The Vortex Diamondback is slightly cheaper than the both of these but if you compare overall features, you will find that the Nikon Monarch 5 offers a sweet deal on a decent budget for the 8×42 magnification range.
Speaking of the 10×42 range, the Nikon Monarch 5 scope has a field of view of 288 feet versus a 351 field of view of Monarch 7 scope. If you need a wider field of view, I would say that the Monarch 7 is a better choice.
It’s still hard to decide on either of them based on just that.
Is one brighter thanthe other? Well, not by much.

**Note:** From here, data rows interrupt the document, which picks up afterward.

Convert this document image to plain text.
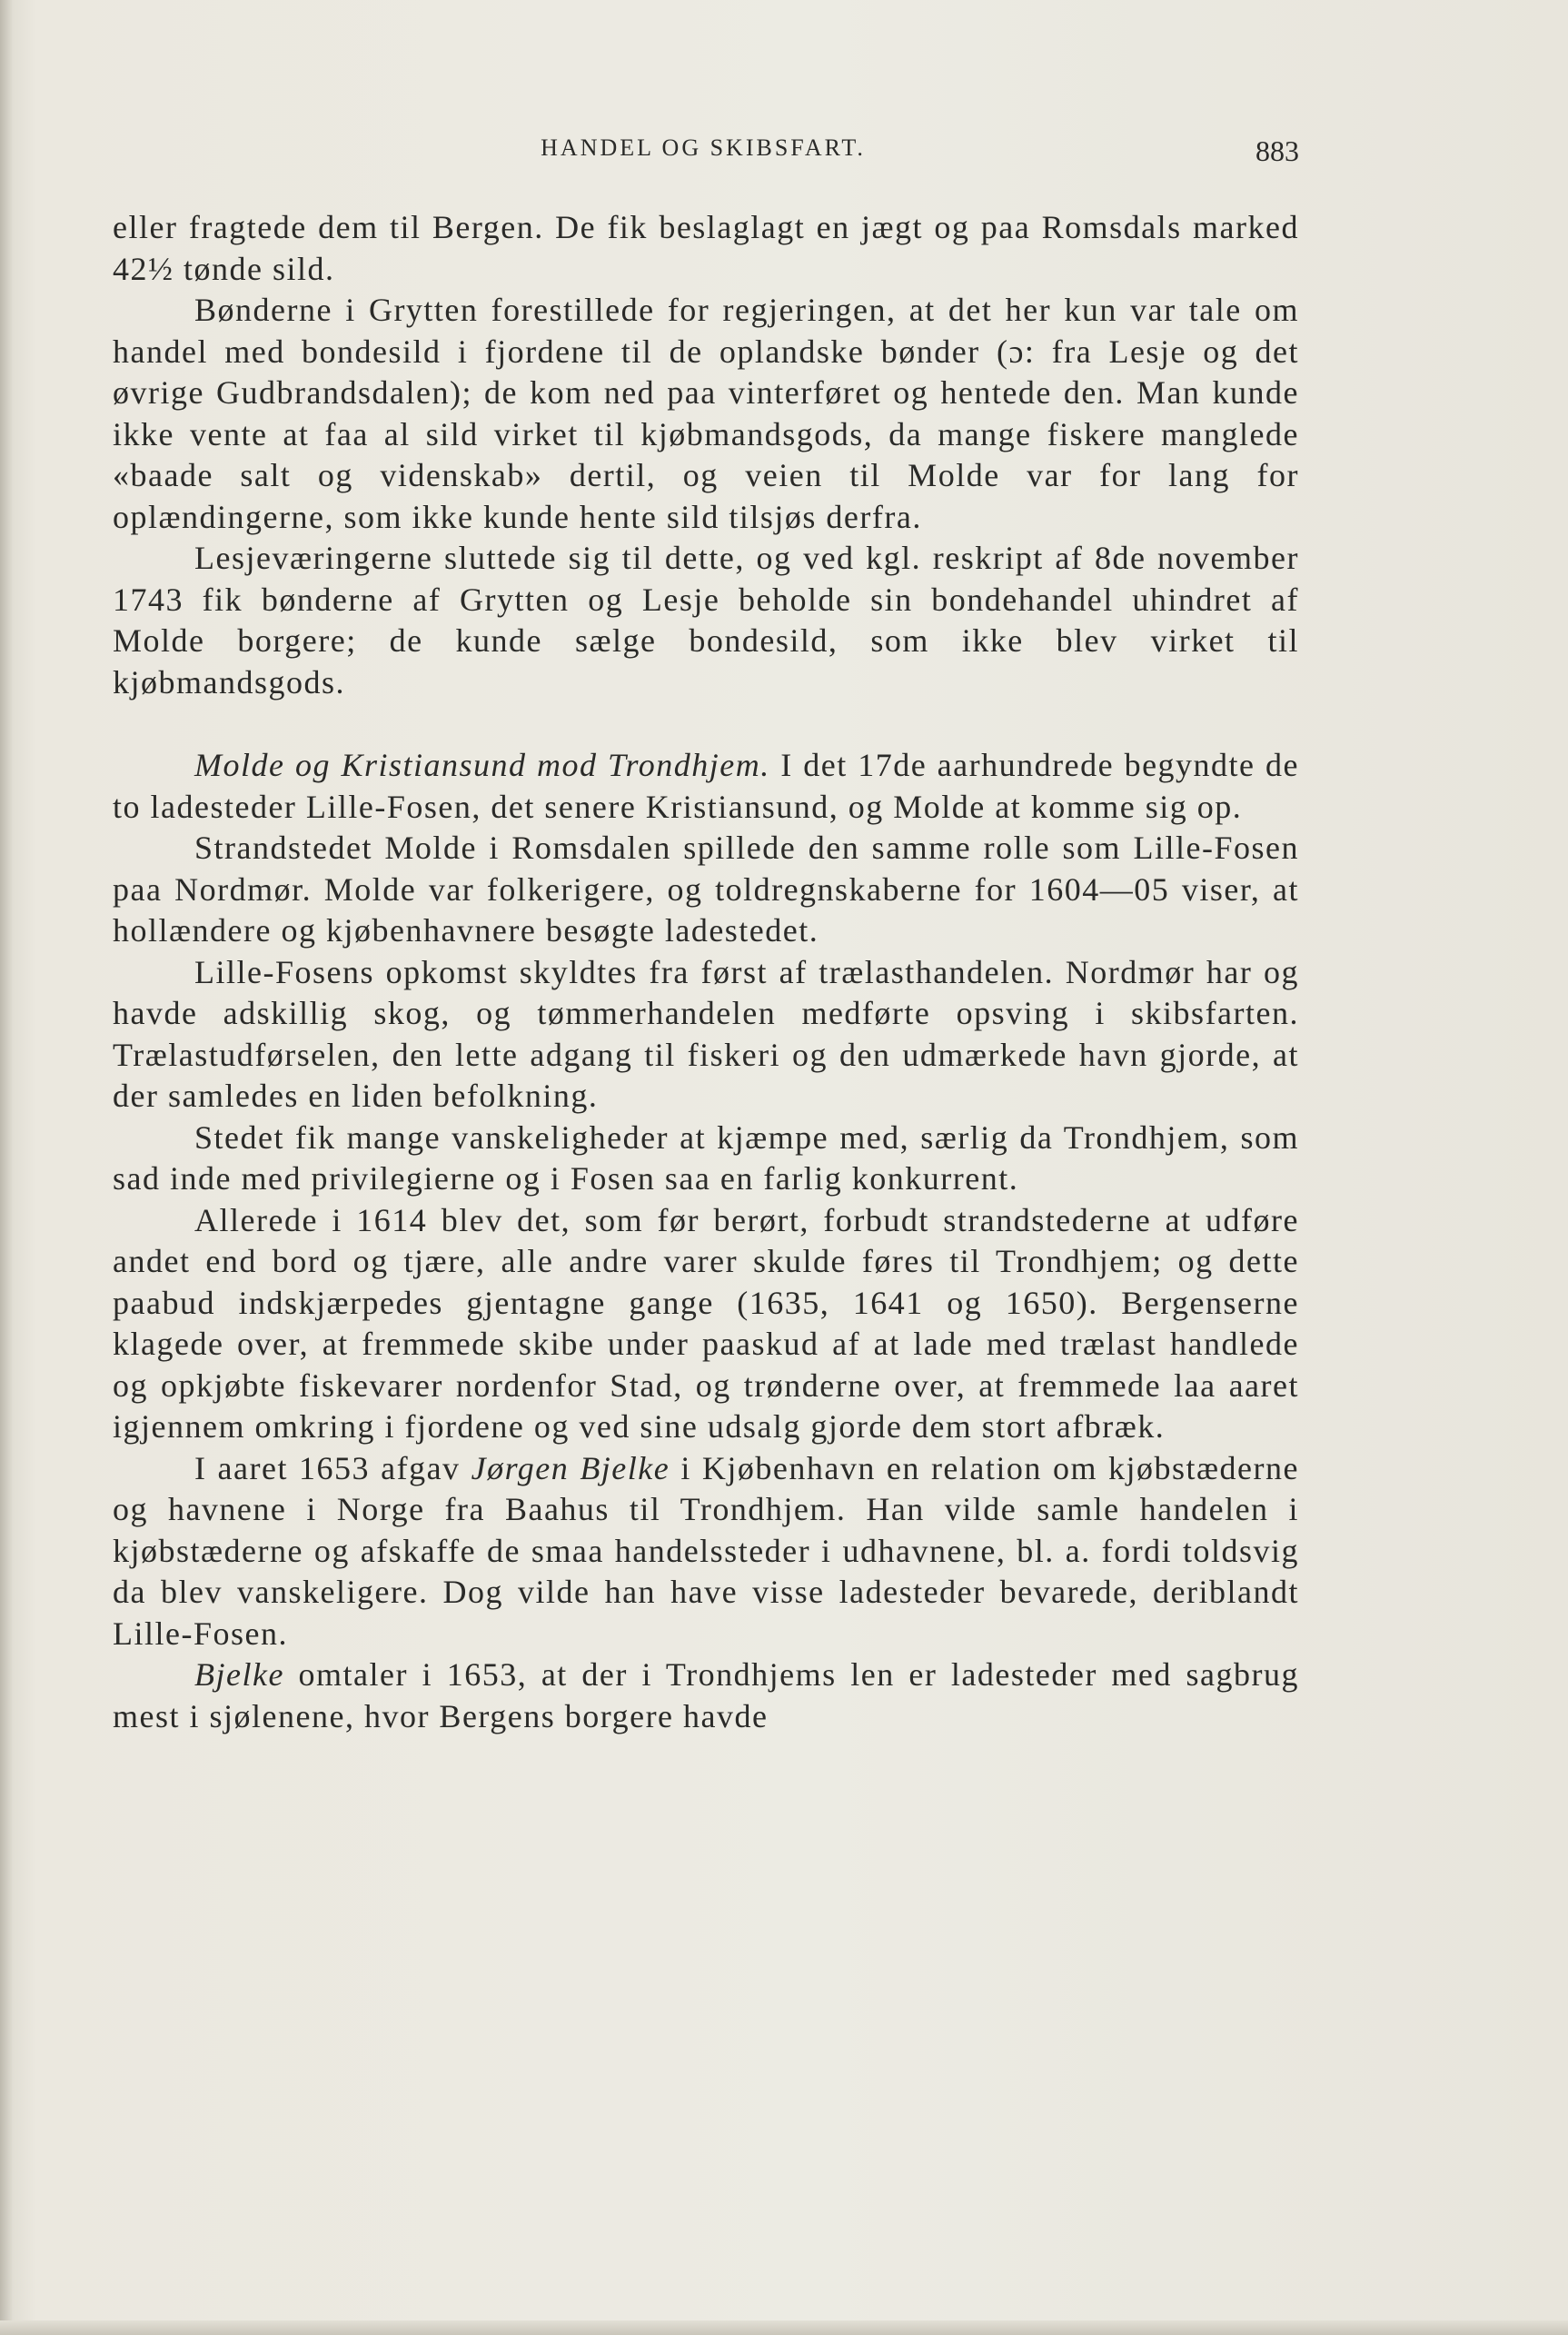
HANDEL OG SKIBSFART.	883

eller fragtede dem til Bergen. De fik beslaglagt en jægt og paa Romsdals marked 42½ tønde sild.

Bønderne i Grytten forestillede for regjeringen, at det her kun var tale om handel med bondesild i fjordene til de oplandske bønder (ɔ: fra Lesje og det øvrige Gudbrandsdalen); de kom ned paa vinterføret og hentede den. Man kunde ikke vente at faa al sild virket til kjøbmandsgods, da mange fiskere manglede «baade salt og videnskab» dertil, og veien til Molde var for lang for oplændingerne, som ikke kunde hente sild tilsjøs derfra.

Lesjeværingerne sluttede sig til dette, og ved kgl. reskript af 8de november 1743 fik bønderne af Grytten og Lesje beholde sin bondehandel uhindret af Molde borgere; de kunde sælge bondesild, som ikke blev virket til kjøbmandsgods.

Molde og Kristiansund mod Trondhjem. I det 17de aarhundrede begyndte de to ladesteder Lille-Fosen, det senere Kristiansund, og Molde at komme sig op.

Strandstedet Molde i Romsdalen spillede den samme rolle som Lille-Fosen paa Nordmør. Molde var folkerigere, og toldregnskaberne for 1604—05 viser, at hollændere og kjøbenhavnere besøgte ladestedet.

Lille-Fosens opkomst skyldtes fra først af trælasthandelen. Nordmør har og havde adskillig skog, og tømmerhandelen medførte opsving i skibsfarten. Trælastudførselen, den lette adgang til fiskeri og den udmærkede havn gjorde, at der samledes en liden befolkning.

Stedet fik mange vanskeligheder at kjæmpe med, særlig da Trondhjem, som sad inde med privilegierne og i Fosen saa en farlig konkurrent.

Allerede i 1614 blev det, som før berørt, forbudt strandstederne at udføre andet end bord og tjære, alle andre varer skulde føres til Trondhjem; og dette paabud indskjærpedes gjentagne gange (1635, 1641 og 1650). Bergenserne klagede over, at fremmede skibe under paaskud af at lade med trælast handlede og opkjøbte fiskevarer nordenfor Stad, og trønderne over, at fremmede laa aaret igjennem omkring i fjordene og ved sine udsalg gjorde dem stort afbræk.

I aaret 1653 afgav Jørgen Bjelke i Kjøbenhavn en relation om kjøbstæderne og havnene i Norge fra Baahus til Trondhjem. Han vilde samle handelen i kjøbstæderne og afskaffe de smaa handelssteder i udhavnene, bl. a. fordi toldsvig da blev vanskeligere. Dog vilde han have visse ladesteder bevarede, deriblandt Lille-Fosen.

Bjelke omtaler i 1653, at der i Trondhjems len er ladesteder med sagbrug mest i sjølenene, hvor Bergens borgere havde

The 8.2 ft close focus of Monarch 7 is great for edge-edge clarity but the Monarch 5 does come in close at 7.8 feet.
There isn’t much of a significance here.
A rifle scope has to be tough and durable, and you will certainly agree with me when I say that the tough exterior on these scopes is not a feature but a necessity when shooting, which is always going to be outdoors.
The Monarch 5 and the 7 scopes both have protective surfaces that make sure you don’t scratch or damage the scope exteriors. The former is slightly lighter than the latter and has a higher eye relief which can be more convenient for you if you need to wear glasses. Anyway, it’s good to have the flexibility for when you actually need it.
The cheaper one? The Nikon Monarch 5 can be 100- 200$ cheaper than the Monarch 7 scopes depending on where you buy your scope and what model you decide to get.
Thus, we had a look at the Nikon Monarch 5 and Nikon Monarch 7 riflescope models to see which one would be better suited for your needs.
If you need a cheaper option that is lightweight, go for the Monarch 5, and if you want a long-range scope that has more features, the Monarch 7 would be an ideal choice.
Frequently Asked Questions
Is the Nikon Monarch 5 a good rifle scope?
Absolutely! The Monarch 5 riflescope is not only slightly cheaper than the Monarch 7 but is also lightweight, which can be a great thing if you decide to go backpacking or tripping outdoors.